Thursday, November 28, 2013


In my many years of being around Christians (not to mention having been reared as a Christian) I have heard my share of "miraculous" stories of answered prayer. In fact, I have a few of those to tell myself.
As one might imagine, these tales can tend to be confirmatory of the truth of one's religious belief system. A "Look, it worked for me" type of thing. Not a hard thing to imagine.
As I became older and more questioning about religious faith in general I happened to notice that people of other religious traditions had their share of stories of astounding answers to prayers.
So much for the confirmation of truth (at least of a single truth).
Unless, of course, there might be some underlying principle at work that encompasses all the thousands of flavors of spiritual outlooks, some mystical cosmic principle that is applicable to these many different outlooks.  
Some folks have no patience for that type of thing. I understand.
But just for fun, humor me. Pretend there is some principle that works in a spiritual dimension beyond the mere ordinary and which is described by our best efforts only in a metaphorical way. 
The older I get the more convinced I become that religious language has to be metaphorical. Different cultures have different metaphors, sometimes totally unique ways of viewing things. The rejection of this idea leads us to the confusing, contradictory, and sometimes downright unreasonable world of anthropomorphic religious thinking.  
Perhaps that principle, while divisive when understood with a stone literalness, can be uniting when understood and expressed metaphorically. Perhaps not, you might say. But think of how much religions and different forms of spirituality have in common as opposed to their differences.
Perhaps you're thinking: "You're grasping Doug, trying to hold on to childish wishes long after you should have outgrown the need of such."
But it seems that most people don't outgrow this need. Some of those who claim they have will still in their more candid moments admit it would be comforting if they could still believe.
Perhaps the spiritual picture would be better painted with loose form and broad strokes. (Yes, I am aware of how many perhapses there are in this post.)
Those of us who follow a metaphorical spirituality don't fly planes into buildings or blow ourselves up, destroying precious human life, in order to make our point. We don't engage in crusades or inquisitions. We don't build walls and burn down bridges. We seek reconciliation with our fellow travelers, those who have been led astray by misguided efforts to express the ineffable.
But I started out talking about prayer. If I could riff a little from an old Disney song, a prayer is a wish that the heart makes (A Dream Is A Wish That The Heart Makes, from Cinderella), I would say that true prayer is the human heart's desire to be fully engaged with the Cosmos and one's fellow travelers therein.
Perhaps (there it is yet again!) hoping and wishing are the major activities that mark us as a higher animal life form. And we are the only truly religious animal.

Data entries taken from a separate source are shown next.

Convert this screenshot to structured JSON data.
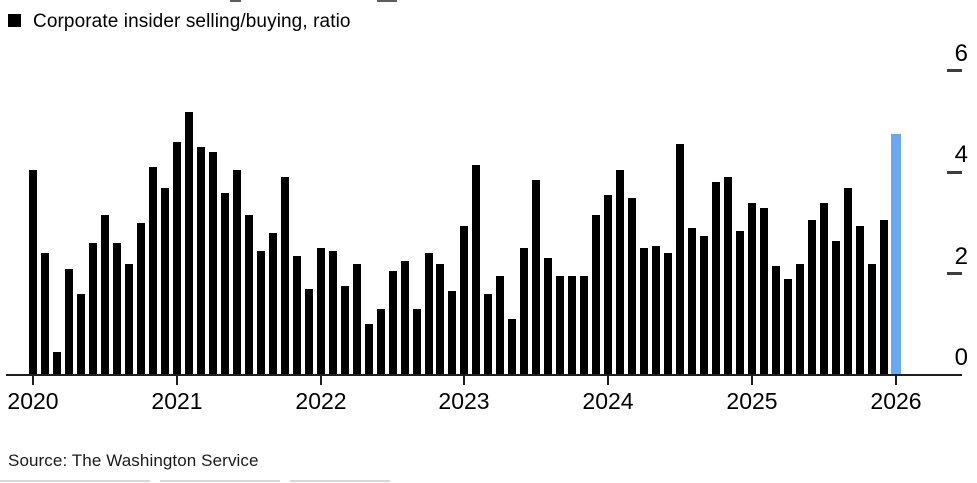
{
  "legend": {
    "label": "Corporate insider selling/buying, ratio",
    "swatch_color": "#000000"
  },
  "source": {
    "text": "Source: The Washington Service"
  },
  "colors": {
    "bar": "#000000",
    "highlight_bar": "#6BA8F0",
    "axis": "#1f1f1f",
    "background": "#ffffff"
  },
  "chart_data": {
    "type": "bar",
    "title": "Corporate insider selling/buying, ratio",
    "xlabel": "",
    "ylabel": "",
    "start_month": "2020-01",
    "frequency": "monthly",
    "values": [
      4.05,
      2.4,
      0.45,
      2.1,
      1.6,
      2.6,
      3.15,
      2.6,
      2.2,
      3.0,
      4.1,
      3.7,
      4.6,
      5.2,
      4.5,
      4.4,
      3.6,
      4.05,
      3.15,
      2.45,
      2.8,
      3.9,
      2.35,
      1.7,
      2.5,
      2.45,
      1.75,
      2.2,
      1.0,
      1.3,
      2.05,
      2.25,
      1.3,
      2.4,
      2.2,
      1.65,
      2.95,
      4.15,
      1.6,
      1.95,
      1.1,
      2.5,
      3.85,
      2.3,
      1.95,
      1.95,
      1.95,
      3.15,
      3.55,
      4.05,
      3.5,
      2.5,
      2.55,
      2.4,
      4.55,
      2.9,
      2.75,
      3.8,
      3.9,
      2.85,
      3.4,
      3.3,
      2.15,
      1.9,
      2.2,
      3.05,
      3.4,
      2.65,
      3.7,
      2.95,
      2.2,
      3.05,
      4.75
    ],
    "highlight_last_bar": true,
    "highlight_month": "2026-01",
    "highlight_value": 4.75,
    "highlight_color": "#6BA8F0",
    "bar_color": "#000000",
    "ylim": [
      0,
      6
    ],
    "y_ticks": [
      "0",
      "2",
      "4",
      "6"
    ],
    "x_ticks": [
      "2020",
      "2021",
      "2022",
      "2023",
      "2024",
      "2025",
      "2026"
    ],
    "y_axis_side": "right",
    "legend_position": "top-left",
    "grid": false
  }
}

I'm still seeking confirmation of my quaint little notions. No hurry; I don't plan on going anywhere any time soon.


  1. Hi Doug, I have just come across your blog, and I thought I had something to offer on this post.

    I have done a bit of reading on apparently miraculous healings (I can give you references if you wish) and it is estimated (based on data) that about 300 million christians believe they have experienced or witnessed a healing miracle. One may guess that believers in other religions may have similar claims, though perhaps healing miracles aren't quite so prominent in some religions.

    I think you may have too quickly dismissed the possibility of some truth being able to be discerned in this, but if we can make truth claims from these experiences, what would they be?

    My suggestion is that it may be quite reasonable to conclude that God did indeed answer prayers - of believers in all religions. Perhaps God doesn't care which religion we believe in, or if we believe in none at all, as long as we ask him for help? Or perhaps God does care what we believe, but sometimes heals on request anyway, even those who've got their belief wrong? After all, who has their belief absolutely right anyway?

    Best wishes.

    1. Hi, and thanks for taking the time to comment on my blog.

      I don't at all dismiss the possibility of some truth being discerned from the various accounts of miracles. My point was that Christians tend to think of miraculous answers to prayer as confirmation that the Christian way is THE right way, or the truth. (I assume that can go for some of the other religious traditions as well.)

      I'm open to God being pluralistic. In fact, that is what I tend to think about the matter. And also that religion (as in our efforts to be in touch with the divine) is a human phenomenon across the ages and cultures.